Couillard and Coiteux both urged Quebecers to donate to the Canadian Red Cross flood relief fund. Coiteux announced Monday the government will pay the non-profit organization's administration fees, so everything donated to the fund will go directly to helping those in need.

The provincial government is contributing $500,000 to the fund, while the City of Montreal intends to kick in $250,000 and the City of Laval, $50,000.

Couillard said he has made a personal donation to the fund as well.

Flood victims who need financial assistance can call the province at 1-888-643-2433.

Minister urges patience

Coiteux said the rate of water flow at the Carillon Dam, on the Ottawa River near the Quebec-Ontario border, is slowing — the first stage of waters receding in areas west of Montreal and in western Quebec.

"We have to be patient. It's not a situation that will improve right away," he said.

At least 10 municipalities across Quebec have declared states of emergency. The latest is Deux-Montagnes, about 40 kilometres northwest of downtown Montreal, with more than 100 residents forced to leave their homes.

Flooding Deux-Montagnes

Pierre Gagnon surveys the floodwaters around his home in Deux-Montagnes, Que. That city, northwest of Montreal, is one of at least 10 under a state of emergency due to flooding. (Ryan Remiorz/Canadian Press)

In Laval, on the island north of Montreal, 42 families are being taken care of by the Red Cross, according to Mayor Marc Demers. The city has been under a state of emergency since Sunday and will be for an undetermined length of time.

Elected officials voted to extend the states of emergency for Pierrefonds-Roxboro, L'Île-Bizard–Sainte-Geneviève, Ahuntsic-Cartierville, Sainte-Anne-de-Bellevue and Senneville, all on the island of Montreal, for five days.

Montreal Mayor Denis Coderre said the measure was preventive, so city officials can act if required.

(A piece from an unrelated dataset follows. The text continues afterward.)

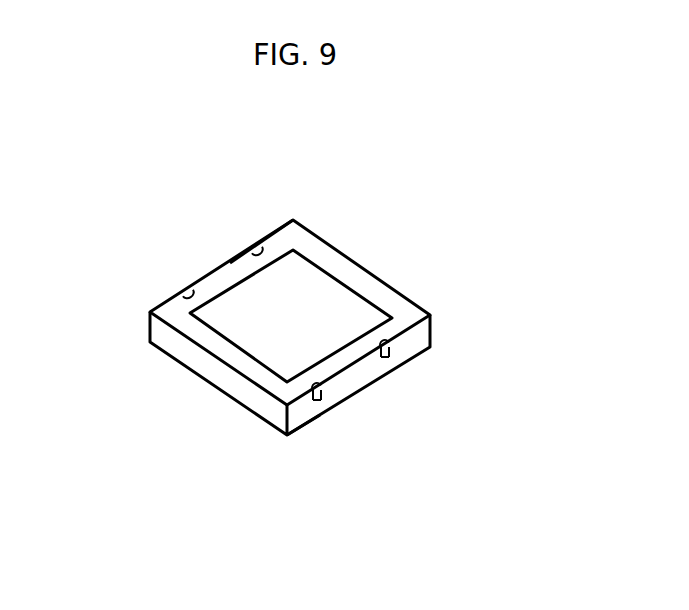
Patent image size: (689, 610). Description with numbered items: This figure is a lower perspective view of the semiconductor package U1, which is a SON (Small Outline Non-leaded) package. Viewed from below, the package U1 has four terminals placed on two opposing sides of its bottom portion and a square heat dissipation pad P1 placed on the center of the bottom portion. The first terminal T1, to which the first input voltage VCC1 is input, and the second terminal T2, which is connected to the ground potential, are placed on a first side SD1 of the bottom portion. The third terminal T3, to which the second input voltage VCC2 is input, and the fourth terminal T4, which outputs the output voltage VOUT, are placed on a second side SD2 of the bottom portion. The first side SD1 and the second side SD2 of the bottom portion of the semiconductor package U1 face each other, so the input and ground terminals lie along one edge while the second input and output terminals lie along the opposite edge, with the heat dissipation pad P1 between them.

While 243 homes have been evacuated, no one has been forced to leave, he said.

Rigaud, about 30 kilometres west of the island of Montreal, is also under a state of emergency. Mandatory evacuations resumed there Tuesday morning. 

Mayor Hans Gruenwald Jr. said though he has been criticized for signing the evacuation order, he is fine with his decision.

"If at the end of all this, we get through this ordeal without loss of life, I will call that a success," he said.

Deux-Montagnes

The City of Deux-Montagnes declared a state of emergency Monday at 4 p.m. ET. (Maxime Coutié/Radio-Canada)

Though the water levels are starting to drop, Gruenwald Jr. warned residents of the dangers associated floodwaters, which are very cold.

"I don't want citizens to think this is over. It's far from over," he said.

It's still unclear when people who have been forced out of their homes will be allowed to return.

Tragic outcome

The flooding has been linked to at least one death.

The body of Mike Gagnon, 37, was pulled from the Sainte-Anne River in Quebec's Gaspé region Monday evening, one day after the current swept his car into the water.

Mike Gagnon

Mike Gagnon's body was pulled from the Sainte-Anne River in Quebec's Gaspé Peninsula on Monday, a day after a car he was in swerved into the waters. (Facebook)

Provincial police said the road he was driving on had been closed due to flooding.

A two-year-old girl he was travelling with is still missing. His partner, who is the girl's mother, was also in the car. She was able to escape.

Unhappy with response

While municipal and provincial politicians and officials have defended the response to the rising waters, some flood zone residents are irate with the way things have been handled.

Coderre said while he understands people are frustrated, everyone on the ground, from firefighters to city workers, is doing their job to the best their abilities.

WATCH: Drone footage of flooding in Pierrefonds0:37

About 1,650 members of the Canadian Forces have been deployed across the province. They're assisting local emergency responders in efforts to shore up dikes, fill sandbags and other measures intended to fight the flooding.

Chief of Defence Staff Gen. Jonathan Vance is visiting the flood zones in Pierrefonds, Rigaud and Gatineau on Tuesday to support the Forces members on the ground. 

A number of schools in the Montreal area are once again closed today due to the flooding.